We know almost immediately that we have to worry about whether Hal, with his run-ins with the law, edgy, self-defeating ways and remarkable abs will or won’t end up with Madge, Flo’s lovely eighteen-year old daughter, his equal in gorgeousness and like him without a college diploma in her future (she’s a salesgirl at the dime store).

Sure we worry — Madge, as beautiful as a girl can be (she was Miss Neewollah, Halloween spelled backward younger sister Millie explains) is courted by Alan, the local rich young man who’s in college, and has an affluent and loved future to offer her.  It would be terrible if Hal’s sexual magnetism caused Madge to throw aaside her secure future, even if Alan does seem a little wimpy.  Terrible.  Tch tch.  Only it’s what we ardently hope for throughout the play.

There’s going to be a Labor Day picnic that night and everybody’s excitement is focused on that getting away from the usual — like the picnic on the island in Porgy and Bess where Crown pulls Bess into his sexual orbit, away from Porgy.  We fear that trouble will erupt at this picnic, for which Mrs. Potts has baked the pies (the only way an old woman can get noticed is through her pies, she laments, with some satisfaction).  And in fact “trouble” does erupt — but not at the picnic.  Madge and Hal never make it there.  They discover their love, both passionate and profound.  And in that, they start on a path to discovering their own womanly and manly selves.  Picnic’s not just about sex, after all.  They change, they go deeper, which is what makes this so satisfying a play.

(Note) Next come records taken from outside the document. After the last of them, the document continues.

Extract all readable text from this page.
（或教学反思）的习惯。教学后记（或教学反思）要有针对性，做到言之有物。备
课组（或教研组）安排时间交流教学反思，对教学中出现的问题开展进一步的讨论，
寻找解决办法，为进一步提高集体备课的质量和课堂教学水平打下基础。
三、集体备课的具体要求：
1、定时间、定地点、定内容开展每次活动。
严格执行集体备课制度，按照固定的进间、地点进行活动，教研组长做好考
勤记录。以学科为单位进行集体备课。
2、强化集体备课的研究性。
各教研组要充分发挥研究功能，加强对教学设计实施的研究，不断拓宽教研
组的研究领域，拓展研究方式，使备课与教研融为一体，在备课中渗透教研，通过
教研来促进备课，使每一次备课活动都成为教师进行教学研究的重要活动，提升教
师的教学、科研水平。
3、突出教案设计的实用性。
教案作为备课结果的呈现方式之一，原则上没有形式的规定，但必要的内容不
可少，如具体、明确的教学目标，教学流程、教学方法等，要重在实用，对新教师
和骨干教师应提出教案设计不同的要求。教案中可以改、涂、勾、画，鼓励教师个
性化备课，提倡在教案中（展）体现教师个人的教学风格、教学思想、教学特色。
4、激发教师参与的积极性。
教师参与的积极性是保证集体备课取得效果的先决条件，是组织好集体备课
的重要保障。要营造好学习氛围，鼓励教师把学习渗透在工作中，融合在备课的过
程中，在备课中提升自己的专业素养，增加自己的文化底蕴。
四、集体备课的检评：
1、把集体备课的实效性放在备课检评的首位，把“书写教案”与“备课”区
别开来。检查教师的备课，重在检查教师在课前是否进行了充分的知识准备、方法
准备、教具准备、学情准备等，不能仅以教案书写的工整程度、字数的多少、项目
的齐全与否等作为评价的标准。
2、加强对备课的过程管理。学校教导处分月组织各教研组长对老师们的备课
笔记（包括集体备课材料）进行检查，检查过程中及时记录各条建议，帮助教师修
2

Not that all obstacles are past them, however.  Not by a long shot.  Hal — darn it, Hal! Stay out of trouble! one thinks — has another run-in with the law and has to flee across the river (we reassure ourselves remembering he was West Coast diving champion).  But in this tight corner of mothers who have exerted too much inhibiting pressure on their daughters, maturity and independence are at the heart of the play.

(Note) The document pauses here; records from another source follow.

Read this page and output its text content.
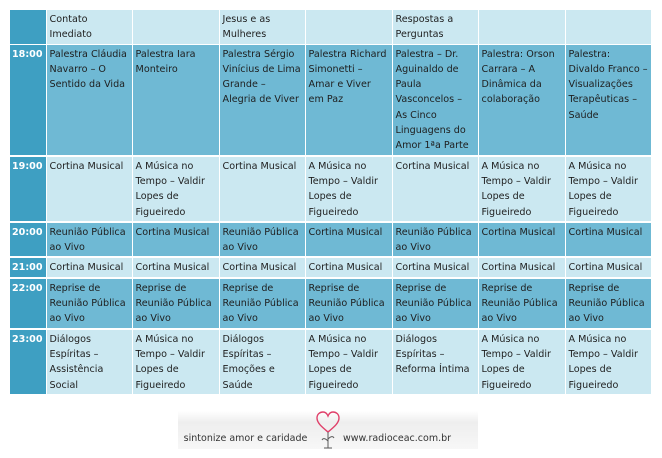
	Contato Imediato		Jesus e as Mulheres		Respostas a Perguntas		
18:00	Palestra Cláudia Navarro – O Sentido da Vida	Palestra Iara Monteiro	Palestra Sérgio Vinícius de Lima Grande – Alegria de Viver	Palestra Richard Simonetti – Amar e Viver em Paz	Palestra – Dr. Aguinaldo de Paula Vasconcelos – As Cinco Linguagens do Amor 1ªa Parte	Palestra: Orson Carrara – A Dinâmica da colaboração	Palestra: Divaldo Franco – Visualizações Terapêuticas – Saúde
19:00	Cortina Musical	A Música no Tempo – Valdir Lopes de Figueiredo	Cortina Musical	A Música no Tempo – Valdir Lopes de Figueiredo	Cortina Musical	A Música no Tempo – Valdir Lopes de Figueiredo	A Música no Tempo – Valdir Lopes de Figueiredo
20:00	Reunião Pública ao Vivo	Cortina Musical	Reunião Pública ao Vivo	Cortina Musical	Reunião Pública ao Vivo	Cortina Musical	Cortina Musical
21:00	Cortina Musical	Cortina Musical	Cortina Musical	Cortina Musical	Cortina Musical	Cortina Musical	Cortina Musical
22:00	Reprise de Reunião Pública ao Vivo	Reprise de Reunião Pública ao Vivo	Reprise de Reunião Pública ao Vivo	Reprise de Reunião Pública ao Vivo	Reprise de Reunião Pública ao Vivo	Reprise de Reunião Pública ao Vivo	Reprise de Reunião Pública ao Vivo
23:00	Diálogos Espíritas – Assistência Social	A Música no Tempo – Valdir Lopes de Figueiredo	Diálogos Espíritas – Emoções e Saúde	A Música no Tempo – Valdir Lopes de Figueiredo	Diálogos Espíritas – Reforma Íntima	A Música no Tempo – Valdir Lopes de Figueiredo	A Música no Tempo – Valdir Lopes de Figueiredo
sintonize amor e caridade	www.radioceac.com.br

Beautiful Madge, as played by Maggie Grace, has a frail delicacy which makes the toughness she finds within all the more powerful:  she’s seems to need protection, until she discovers the strength to risk all, through the transformative power of love.  Sebastian Stan brings out Hal’s blend of pride, sexual magnetism, and sense of ill-fated outsider.

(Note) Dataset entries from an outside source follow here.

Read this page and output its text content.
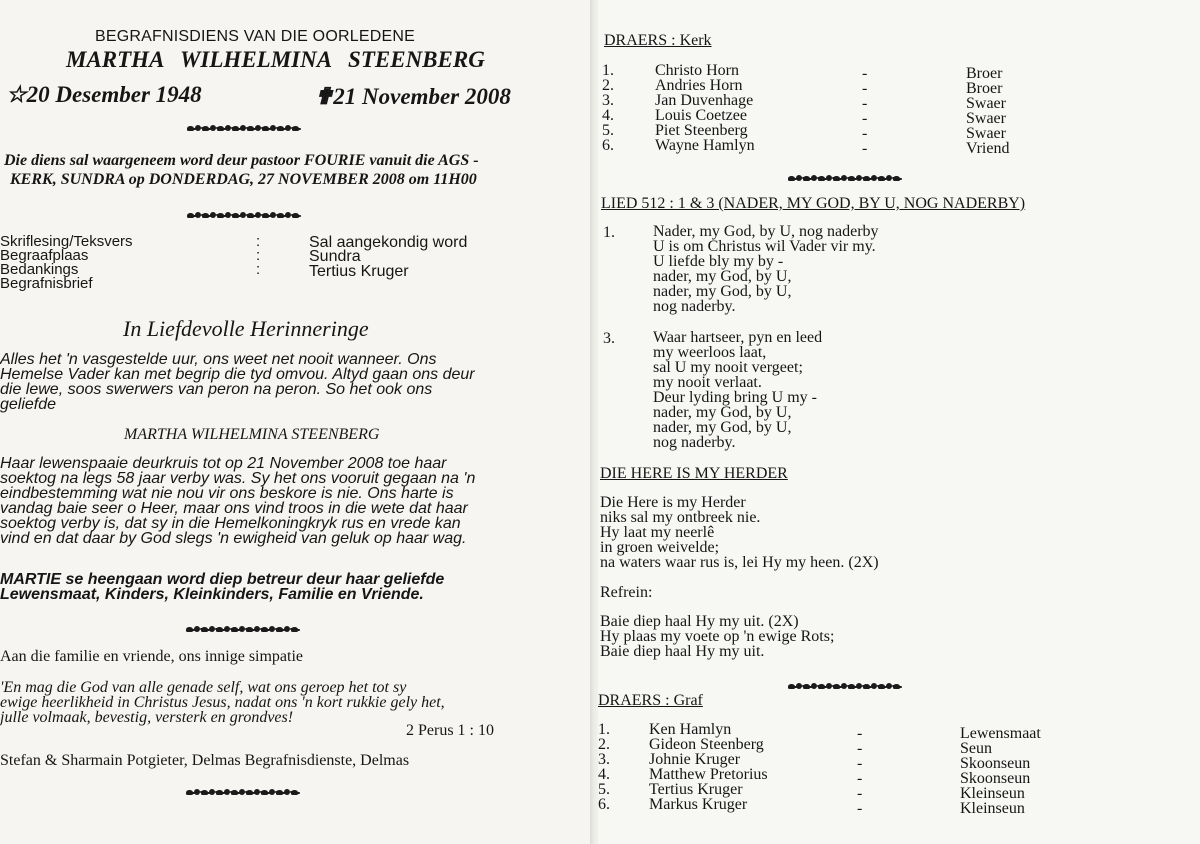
BEGRAFNISDIENS VAN DIE OORLEDENE
MARTHA   WILHELMINA   STEENBERG
☆20 Desember 1948	✟21 November 2008
Die diens sal waargeneem word deur pastoor FOURIE vanuit die AGS -
KERK, SUNDRA op DONDERDAG, 27 NOVEMBER 2008 om 11H00
Skriflesing/Teksvers
Begraafplaas
Bedankings
Begrafnisbrief
:
:
:
Sal aangekondig word
Sundra
Tertius Kruger
In Liefdevolle Herinneringe
Alles het 'n vasgestelde uur, ons weet net nooit wanneer. Ons
Hemelse Vader kan met begrip die tyd omvou. Altyd gaan ons deur
die lewe, soos swerwers van peron na peron. So het ook ons
geliefde
MARTHA WILHELMINA STEENBERG
Haar lewenspaaie deurkruis tot op 21 November 2008 toe haar
soektog na legs 58 jaar verby was. Sy het ons vooruit gegaan na 'n
eindbestemming wat nie nou vir ons beskore is nie. Ons harte is
vandag baie seer o Heer, maar ons vind troos in die wete dat haar
soektog verby is, dat sy in die Hemelkoningkryk rus en vrede kan
vind en dat daar by God slegs 'n ewigheid van geluk op haar wag.
MARTIE se heengaan word diep betreur deur haar geliefde
Lewensmaat, Kinders, Kleinkinders, Familie en Vriende.
Aan die familie en vriende, ons innige simpatie
'En mag die God van alle genade self, wat ons geroep het tot sy
ewige heerlikheid in Christus Jesus, nadat ons 'n kort rukkie gely het,
julle volmaak, bevestig, versterk en grondves!
2 Perus 1 : 10
Stefan & Sharmain Potgieter, Delmas Begrafnisdienste, Delmas
DRAERS : Kerk
1.
2.
3.
4.
5.
6.
Christo Horn
Andries Horn
Jan Duvenhage
Louis Coetzee
Piet Steenberg
Wayne Hamlyn
-
-
-
-
-
-
Broer
Broer
Swaer
Swaer
Swaer
Vriend
LIED 512 : 1 & 3 (NADER, MY GOD, BY U, NOG NADERBY)
1. Nader, my God, by U, nog naderby
U is om Christus wil Vader vir my.
U liefde bly my by -
nader, my God, by U,
nader, my God, by U,
nog naderby.
3. Waar hartseer, pyn en leed
my weerloos laat,
sal U my nooit vergeet;
my nooit verlaat.
Deur lyding bring U my -
nader, my God, by U,
nader, my God, by U,
nog naderby.
DIE HERE IS MY HERDER
Die Here is my Herder
niks sal my ontbreek nie.
Hy laat my neerlê
in groen weivelde;
na waters waar rus is, lei Hy my heen. (2X)
Refrein:
Baie diep haal Hy my uit. (2X)
Hy plaas my voete op 'n ewige Rots;
Baie diep haal Hy my uit.
DRAERS : Graf
1.
2.
3.
4.
5.
6.
Ken Hamlyn
Gideon Steenberg
Johnie Kruger
Matthew Pretorius
Tertius Kruger
Markus Kruger
-
-
-
-
-
-
Lewensmaat
Seun
Skoonseun
Skoonseun
Kleinseun
Kleinseun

Elizabeth Marvel is humorous and all-out emotional as the school teacher Rosemary desperate for marriage with the amiable but stuck-in-his ways Howard, played by Reed Birney (they don’t make it to the picnic either).  Ellen Burstyn is amusing as Mrs. Helen Potts (she keeps that remnant of a brief, passionate marriage — Mrs. — in defiance of her mother). Millie, played by Madeleine Martin, is the more readily independent of the Owens’ daughters, though I wish that the designers of this show hadn’t used “darker” and “shorter” to signify “less beautiful.”

The bringing into the open of all of the women’s strong sexuality, with Hal the catalyst for revelation, must have been electrifying in the conservative 1950’s when this play was first produced:  it remains fresh.

Although large cultural issues of class conflicts, pressures to conform and puritanical narrow mindedness are referred to in Picnic as if they matter, they don’t seem to cast a genuine menace on the little enclave between Mrs. Potts’ and Mrs. Owens’ houses.  Picnic never has you too worried.  Conflicts arise from characters and, deep down, we know that the characters are going to work it out and that the play will turn out the way we hope.

Picnic tells a story of ordinary people made extraordinarily engaging through the playwright’s crafting of their characters and understanding of their hopes, fears, plans and passions.  It’s funny, moving, inspiring, and wrapped in a package of sensual allure.

Picnic plays at Roundabout’s American Airlines Theatre on 42nd Street West of Broadway through February 24th, 2013.